Der Unternehmer Udo betrieb im Streitjahr 2019 einen Indoor-Spielplatz. Die Leistungen wurden ausschließlich an private Endverbraucher erbracht, abgerechnet wurde durch Kleinbetragsrechnungen (22.557 Registrierkassenbelege) mit gesondertem Steuerausweis nach dem Regelsteuersatz (20 %), obwohl (nach den Bestimmungen des österreichischen Rechts) der ermäßigte Steuersatz (13 %) zutreffend gewesen wäre.

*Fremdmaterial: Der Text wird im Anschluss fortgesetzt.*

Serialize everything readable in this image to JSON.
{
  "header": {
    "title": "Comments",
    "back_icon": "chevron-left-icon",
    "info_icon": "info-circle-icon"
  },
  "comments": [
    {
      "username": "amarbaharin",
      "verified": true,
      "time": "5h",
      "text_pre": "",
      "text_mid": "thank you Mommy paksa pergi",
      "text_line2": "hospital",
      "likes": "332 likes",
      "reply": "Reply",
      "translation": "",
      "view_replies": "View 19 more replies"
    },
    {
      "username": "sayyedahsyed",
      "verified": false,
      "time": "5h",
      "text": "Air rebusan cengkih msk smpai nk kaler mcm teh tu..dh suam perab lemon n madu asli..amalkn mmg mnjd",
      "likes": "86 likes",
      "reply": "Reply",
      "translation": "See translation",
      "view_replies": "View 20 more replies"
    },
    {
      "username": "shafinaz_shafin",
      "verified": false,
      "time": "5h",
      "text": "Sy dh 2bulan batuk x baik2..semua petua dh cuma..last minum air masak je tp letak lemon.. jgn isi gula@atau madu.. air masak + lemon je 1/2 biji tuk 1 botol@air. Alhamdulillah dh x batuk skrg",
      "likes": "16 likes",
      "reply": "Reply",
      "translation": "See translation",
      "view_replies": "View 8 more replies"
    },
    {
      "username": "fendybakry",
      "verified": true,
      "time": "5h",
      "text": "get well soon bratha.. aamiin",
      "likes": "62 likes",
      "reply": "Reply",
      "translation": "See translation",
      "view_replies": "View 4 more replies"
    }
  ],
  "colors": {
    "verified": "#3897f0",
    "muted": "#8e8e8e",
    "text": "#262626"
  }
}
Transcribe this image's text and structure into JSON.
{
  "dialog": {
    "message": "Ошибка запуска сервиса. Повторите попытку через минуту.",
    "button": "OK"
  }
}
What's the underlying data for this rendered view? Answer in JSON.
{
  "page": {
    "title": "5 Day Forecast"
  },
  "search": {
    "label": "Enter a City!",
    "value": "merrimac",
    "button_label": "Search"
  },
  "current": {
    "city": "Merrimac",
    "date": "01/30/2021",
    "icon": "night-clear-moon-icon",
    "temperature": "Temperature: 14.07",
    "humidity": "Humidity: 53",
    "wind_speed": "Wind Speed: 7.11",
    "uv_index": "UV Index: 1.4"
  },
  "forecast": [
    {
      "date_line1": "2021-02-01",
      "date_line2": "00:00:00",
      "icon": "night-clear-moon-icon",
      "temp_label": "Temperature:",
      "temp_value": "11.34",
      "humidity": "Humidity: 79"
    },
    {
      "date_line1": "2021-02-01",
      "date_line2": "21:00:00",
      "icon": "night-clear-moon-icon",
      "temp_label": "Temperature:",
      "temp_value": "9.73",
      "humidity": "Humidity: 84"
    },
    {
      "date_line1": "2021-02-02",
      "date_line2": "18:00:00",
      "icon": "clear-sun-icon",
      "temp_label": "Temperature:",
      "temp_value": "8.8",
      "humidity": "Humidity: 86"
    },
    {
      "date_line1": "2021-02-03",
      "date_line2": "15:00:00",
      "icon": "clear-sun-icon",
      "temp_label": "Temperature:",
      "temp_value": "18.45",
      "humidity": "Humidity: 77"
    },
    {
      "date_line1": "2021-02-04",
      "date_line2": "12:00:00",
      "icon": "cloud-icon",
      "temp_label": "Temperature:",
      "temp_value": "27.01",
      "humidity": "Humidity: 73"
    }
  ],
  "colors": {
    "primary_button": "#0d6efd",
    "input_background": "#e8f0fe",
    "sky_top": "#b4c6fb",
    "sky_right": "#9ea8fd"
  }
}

Das Finanzamt ging davon aus, dass der gesamte ausgewiesene Betrag von Udo geschuldet wurde, teils für den Umsatz, teils wegen des (unrichtigen) Ausweises in den Rechnungen. Im Rahmen des Vorabentscheidungsersuchens sollte der Europäische Gerichtshof (EuGH) beantworten, ob der ausgewiesene Mehrbetrag ("unrichtiger Steuerausweis gem. § 14c Abs. 1 UStG" im Inland) überhaupt von Udo geschuldet wird oder ob für den Fall, dass er tatsächlich geschuldet wird, eine Berichtigung auch ohne Erteilung einer berichtigten Rechnung möglich wäre.
Entscheidung des EuGH: Das vorlegende Gericht hatte bereits festgestellt, dass eine Gefährdung des Steueraufkommens nicht gegeben sei. Für diesen Fall entschied der EuGH kurzerhand, dass der zu viel ausgewiesene Betrag nicht nach Art. 203 MwStSystRL (entspricht § 14c Abs. 1 UStG) geschuldet werde.
Art. 203 MwStSystRL ist dahin auszulegen, dass ein Steuerpflichtiger, der eine Dienstleistung erbracht hat und in seiner Rechnung einen Mehrwertsteuerbetrag ausgewiesen hat, der auf der Grundlage eines falschen Steuersatzes berechnet wurde, nach dieser Bestimmung den zu Unrecht in Rechnung gestellten Teil der Mehrwertsteuer nicht schuldet, wenn keine Gefährdung des Steueraufkommens vorliegt, weil diese Dienstleistung ausschließlich an Endverbraucher erbracht wurde, die nicht zum Vorsteuerabzug berechtigt sind.
Da das deutsche Umsatzsteuergesetz in etwa dem österreichischen Umsatzsteuergesetz entspricht, ist das EuGH Urteil auch bei uns anwendbar. Bisher haben sich aber weder BFH, noch Finanzverwaltung dazu geäußert. Besonders wichtig ist, ob eine Leistung an einen Unternehmer gewollt war oder zumindest möglich war. Da dieses in vielen Fällen nicht ganz auszuschließen ist, dass die Leistung auch (unwissentlich) an Unternehmer erbracht wird, sollten leistende Unternehmer erst einmal grundsätzlich weiterhin von der Anwendung des § 14c UStG in allen Fällen ausgehen. Zur Abwehrberatung kann dann das EuGH-Urteil herangezogen werden.